Keywords: Tags  Kaiser Aluminum, Kalamazoo, aluminum, billet, Ford, Suzy Waite


NEW YORK — Kaiser Aluminum Corp. will not sell billet produced at its Kalamazoo, Mich., facility to any third parties next year as it needs the metal for its own consumption, sources have told AMM.

"Most of the billet they’re casting is for their own internal use, but they have sold small amounts outside," one source told AMM. "They’ve (told customers) next year they won’t be able to supply them. They had a new contract internally that they need to fulfill next year. As a result, the production needs to stay internal."

"They told at least one customer, ‘Don’t count on us for supply next year,’" a second source added.

"It was a decision made at a higher level. Their hands were tied," a third source said of Kaiser, adding that he expects the company will sell to third parties again at some point in the future.

Kaiser declined to comment.

According to the Foothill Ranch, Calif.-based producer’s last earnings report, Kaiser shipped 18.1 million pounds of billet and other industrial products in second-quarter 2012, up 4 percent from 17.4 million pounds in the first quarter of 2012.

The capacity of the casthouse could not be ascertained, but the first source estimated that it produces between 25,000 and 50,000 tonnes (55 million to 110 million pounds) of billet annually.

Kaiser’s 464,000-square-foot plant in Kalamazoo primarily serves the automotive and general engineering markets.

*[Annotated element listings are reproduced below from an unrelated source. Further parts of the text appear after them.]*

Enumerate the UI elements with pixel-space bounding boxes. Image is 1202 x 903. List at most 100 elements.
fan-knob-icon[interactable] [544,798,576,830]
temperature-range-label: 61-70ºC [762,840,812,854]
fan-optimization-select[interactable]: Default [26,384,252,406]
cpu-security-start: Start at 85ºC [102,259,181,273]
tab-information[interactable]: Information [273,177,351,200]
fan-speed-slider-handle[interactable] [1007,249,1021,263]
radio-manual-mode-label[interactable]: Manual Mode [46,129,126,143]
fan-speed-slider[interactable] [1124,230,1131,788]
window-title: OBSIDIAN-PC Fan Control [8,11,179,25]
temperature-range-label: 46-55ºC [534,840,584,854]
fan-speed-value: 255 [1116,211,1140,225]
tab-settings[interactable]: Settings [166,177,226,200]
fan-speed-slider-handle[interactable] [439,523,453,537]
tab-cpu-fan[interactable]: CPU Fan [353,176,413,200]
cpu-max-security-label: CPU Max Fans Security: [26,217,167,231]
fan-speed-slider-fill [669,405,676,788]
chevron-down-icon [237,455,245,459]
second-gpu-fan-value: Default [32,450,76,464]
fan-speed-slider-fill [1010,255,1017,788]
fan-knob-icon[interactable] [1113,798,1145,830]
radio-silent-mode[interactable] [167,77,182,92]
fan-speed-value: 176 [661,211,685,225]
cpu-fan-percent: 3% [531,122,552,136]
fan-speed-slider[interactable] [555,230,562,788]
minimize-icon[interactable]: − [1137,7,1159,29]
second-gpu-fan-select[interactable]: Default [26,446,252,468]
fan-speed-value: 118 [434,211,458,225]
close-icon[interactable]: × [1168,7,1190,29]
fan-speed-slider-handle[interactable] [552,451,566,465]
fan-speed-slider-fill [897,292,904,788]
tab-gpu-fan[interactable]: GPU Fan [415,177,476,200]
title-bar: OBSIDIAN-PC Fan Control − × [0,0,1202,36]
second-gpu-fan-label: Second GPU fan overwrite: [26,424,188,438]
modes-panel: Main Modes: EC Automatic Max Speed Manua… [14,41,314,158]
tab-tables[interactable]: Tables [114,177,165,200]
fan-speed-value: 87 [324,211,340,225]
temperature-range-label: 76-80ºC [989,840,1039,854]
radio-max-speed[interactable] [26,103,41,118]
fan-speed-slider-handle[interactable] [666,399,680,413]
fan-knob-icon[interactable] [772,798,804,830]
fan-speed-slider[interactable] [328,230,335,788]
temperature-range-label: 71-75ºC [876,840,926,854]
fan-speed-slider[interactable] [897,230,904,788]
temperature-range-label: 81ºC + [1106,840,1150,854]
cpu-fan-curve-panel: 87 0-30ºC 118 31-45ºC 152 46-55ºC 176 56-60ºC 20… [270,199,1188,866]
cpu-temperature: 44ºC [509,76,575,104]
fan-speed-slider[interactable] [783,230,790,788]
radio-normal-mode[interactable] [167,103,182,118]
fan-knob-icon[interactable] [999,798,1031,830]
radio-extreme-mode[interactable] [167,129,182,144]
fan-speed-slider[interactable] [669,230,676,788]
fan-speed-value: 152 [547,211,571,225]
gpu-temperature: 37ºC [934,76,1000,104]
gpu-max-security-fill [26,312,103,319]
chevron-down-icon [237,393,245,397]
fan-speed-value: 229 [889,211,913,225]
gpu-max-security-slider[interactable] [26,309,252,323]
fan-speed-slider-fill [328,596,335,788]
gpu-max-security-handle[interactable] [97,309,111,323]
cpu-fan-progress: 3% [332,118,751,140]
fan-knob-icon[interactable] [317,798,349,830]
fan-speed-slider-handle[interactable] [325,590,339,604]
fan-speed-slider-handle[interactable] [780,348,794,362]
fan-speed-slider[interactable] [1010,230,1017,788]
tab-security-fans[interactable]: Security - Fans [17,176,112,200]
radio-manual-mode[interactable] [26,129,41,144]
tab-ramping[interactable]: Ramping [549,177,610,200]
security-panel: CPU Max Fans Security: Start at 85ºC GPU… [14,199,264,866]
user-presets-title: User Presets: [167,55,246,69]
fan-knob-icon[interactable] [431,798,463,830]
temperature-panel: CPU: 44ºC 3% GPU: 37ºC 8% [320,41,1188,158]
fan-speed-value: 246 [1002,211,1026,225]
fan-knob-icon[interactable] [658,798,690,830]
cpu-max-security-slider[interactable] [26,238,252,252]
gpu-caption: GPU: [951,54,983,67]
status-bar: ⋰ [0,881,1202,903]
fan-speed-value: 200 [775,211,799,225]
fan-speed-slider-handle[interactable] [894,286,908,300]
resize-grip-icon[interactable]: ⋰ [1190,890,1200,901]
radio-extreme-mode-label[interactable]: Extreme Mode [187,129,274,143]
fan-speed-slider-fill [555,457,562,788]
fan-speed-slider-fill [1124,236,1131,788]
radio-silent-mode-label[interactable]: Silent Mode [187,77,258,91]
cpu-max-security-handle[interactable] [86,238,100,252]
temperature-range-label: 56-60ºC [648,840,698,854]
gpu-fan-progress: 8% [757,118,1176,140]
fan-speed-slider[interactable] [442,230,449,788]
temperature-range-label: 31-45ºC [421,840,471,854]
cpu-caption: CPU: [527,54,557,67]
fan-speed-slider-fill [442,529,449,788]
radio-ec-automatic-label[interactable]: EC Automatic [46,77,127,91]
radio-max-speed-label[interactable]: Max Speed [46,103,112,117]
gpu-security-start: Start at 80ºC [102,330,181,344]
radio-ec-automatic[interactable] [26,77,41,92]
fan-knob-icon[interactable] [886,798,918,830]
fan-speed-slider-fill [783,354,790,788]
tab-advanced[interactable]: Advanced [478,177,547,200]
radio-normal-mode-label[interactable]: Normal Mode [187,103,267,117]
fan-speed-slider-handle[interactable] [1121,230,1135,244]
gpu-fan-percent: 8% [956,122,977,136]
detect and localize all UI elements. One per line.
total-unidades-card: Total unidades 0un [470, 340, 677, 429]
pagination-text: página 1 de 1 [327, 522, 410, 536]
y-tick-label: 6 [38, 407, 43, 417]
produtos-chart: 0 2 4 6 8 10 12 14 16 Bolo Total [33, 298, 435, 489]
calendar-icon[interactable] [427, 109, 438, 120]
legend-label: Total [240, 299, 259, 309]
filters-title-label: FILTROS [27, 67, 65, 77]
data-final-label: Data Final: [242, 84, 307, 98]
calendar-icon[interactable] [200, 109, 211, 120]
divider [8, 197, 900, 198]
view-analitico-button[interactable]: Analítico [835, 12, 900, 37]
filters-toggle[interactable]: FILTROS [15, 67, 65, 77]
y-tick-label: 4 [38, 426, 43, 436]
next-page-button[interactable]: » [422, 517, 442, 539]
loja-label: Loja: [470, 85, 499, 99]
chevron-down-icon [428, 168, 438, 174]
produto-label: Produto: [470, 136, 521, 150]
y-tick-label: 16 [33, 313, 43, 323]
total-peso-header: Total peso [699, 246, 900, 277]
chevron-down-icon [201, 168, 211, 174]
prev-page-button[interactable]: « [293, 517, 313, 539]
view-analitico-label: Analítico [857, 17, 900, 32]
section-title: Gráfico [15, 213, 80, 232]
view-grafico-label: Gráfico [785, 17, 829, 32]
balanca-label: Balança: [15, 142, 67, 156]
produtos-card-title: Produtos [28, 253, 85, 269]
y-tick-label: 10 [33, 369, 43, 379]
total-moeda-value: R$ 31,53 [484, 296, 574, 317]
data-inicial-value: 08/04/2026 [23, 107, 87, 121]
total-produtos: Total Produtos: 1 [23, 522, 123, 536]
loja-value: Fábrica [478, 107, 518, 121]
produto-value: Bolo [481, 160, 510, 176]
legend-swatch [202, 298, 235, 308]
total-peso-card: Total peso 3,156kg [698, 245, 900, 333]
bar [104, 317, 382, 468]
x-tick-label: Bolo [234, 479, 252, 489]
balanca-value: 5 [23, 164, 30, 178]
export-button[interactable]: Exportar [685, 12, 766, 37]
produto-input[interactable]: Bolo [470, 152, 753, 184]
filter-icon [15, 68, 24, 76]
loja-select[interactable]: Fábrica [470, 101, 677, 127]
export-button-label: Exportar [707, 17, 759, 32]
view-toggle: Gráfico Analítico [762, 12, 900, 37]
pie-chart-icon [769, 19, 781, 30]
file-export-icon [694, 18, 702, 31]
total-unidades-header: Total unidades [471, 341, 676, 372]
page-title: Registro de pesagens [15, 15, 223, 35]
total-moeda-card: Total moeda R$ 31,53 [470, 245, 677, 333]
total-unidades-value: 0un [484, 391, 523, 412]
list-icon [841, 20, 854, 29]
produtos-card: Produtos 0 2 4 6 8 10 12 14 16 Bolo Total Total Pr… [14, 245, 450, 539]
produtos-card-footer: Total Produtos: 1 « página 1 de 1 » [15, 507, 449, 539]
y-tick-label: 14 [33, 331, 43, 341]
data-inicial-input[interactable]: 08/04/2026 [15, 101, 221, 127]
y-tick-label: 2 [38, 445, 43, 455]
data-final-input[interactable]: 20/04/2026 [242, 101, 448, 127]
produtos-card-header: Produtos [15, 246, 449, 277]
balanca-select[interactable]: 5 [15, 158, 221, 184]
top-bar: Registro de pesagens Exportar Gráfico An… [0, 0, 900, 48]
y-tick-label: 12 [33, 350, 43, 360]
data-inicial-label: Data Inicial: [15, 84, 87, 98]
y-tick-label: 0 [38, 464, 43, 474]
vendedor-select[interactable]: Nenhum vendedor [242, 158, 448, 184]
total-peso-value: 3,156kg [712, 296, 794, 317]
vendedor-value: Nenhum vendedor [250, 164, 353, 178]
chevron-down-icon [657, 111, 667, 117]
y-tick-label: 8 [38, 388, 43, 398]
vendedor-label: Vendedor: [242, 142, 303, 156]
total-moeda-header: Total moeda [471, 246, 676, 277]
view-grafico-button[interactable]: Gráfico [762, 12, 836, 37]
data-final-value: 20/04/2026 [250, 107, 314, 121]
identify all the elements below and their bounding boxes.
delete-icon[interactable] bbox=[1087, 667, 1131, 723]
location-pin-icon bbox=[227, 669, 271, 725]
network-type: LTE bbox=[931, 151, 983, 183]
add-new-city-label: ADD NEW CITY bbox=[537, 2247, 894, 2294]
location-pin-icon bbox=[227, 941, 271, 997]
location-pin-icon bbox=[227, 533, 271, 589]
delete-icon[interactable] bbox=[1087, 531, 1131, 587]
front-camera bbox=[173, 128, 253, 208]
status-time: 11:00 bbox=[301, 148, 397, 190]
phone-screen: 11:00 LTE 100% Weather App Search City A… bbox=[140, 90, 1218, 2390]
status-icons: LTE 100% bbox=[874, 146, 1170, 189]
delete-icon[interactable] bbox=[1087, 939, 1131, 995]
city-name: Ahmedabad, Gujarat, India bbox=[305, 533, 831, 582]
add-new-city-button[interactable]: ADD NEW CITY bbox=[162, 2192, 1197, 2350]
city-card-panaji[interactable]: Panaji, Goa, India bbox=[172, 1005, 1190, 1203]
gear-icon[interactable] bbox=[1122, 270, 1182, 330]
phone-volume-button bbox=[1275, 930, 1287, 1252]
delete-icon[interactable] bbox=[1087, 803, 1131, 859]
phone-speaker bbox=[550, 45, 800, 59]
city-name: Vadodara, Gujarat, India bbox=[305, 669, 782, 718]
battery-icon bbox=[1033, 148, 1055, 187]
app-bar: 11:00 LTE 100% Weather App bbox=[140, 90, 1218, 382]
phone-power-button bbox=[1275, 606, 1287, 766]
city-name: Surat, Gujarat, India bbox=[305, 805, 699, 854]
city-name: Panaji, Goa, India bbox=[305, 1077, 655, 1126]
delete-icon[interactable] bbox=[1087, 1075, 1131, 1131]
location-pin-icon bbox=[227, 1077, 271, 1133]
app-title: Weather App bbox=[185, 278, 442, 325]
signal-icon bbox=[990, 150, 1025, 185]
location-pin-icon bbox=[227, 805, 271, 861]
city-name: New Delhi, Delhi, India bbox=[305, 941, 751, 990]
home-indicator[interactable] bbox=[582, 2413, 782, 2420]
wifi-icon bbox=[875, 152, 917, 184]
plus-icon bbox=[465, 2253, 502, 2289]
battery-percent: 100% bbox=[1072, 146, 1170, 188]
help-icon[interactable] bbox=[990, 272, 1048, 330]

Two years ago, Kaiser announced plans to expand the Kalamazoo plant to capitalize on growth in automotive markets (amm.com, Oct. 25, 2010), and the company reiterated its bullish forecast for automotive earlier this year on the back of manufacturers moving toward increased use of the lightweight metal (amm.com, July 26).

Aluminum producers’ optimism for automotive rose this summer after rumors that Ford Motor Co. is planning to build future versions of its F-150 pickup truck with a predominantly aluminum body, which would reduce the weight of the vehicle by more than 700 pounds (amm.com, July 27).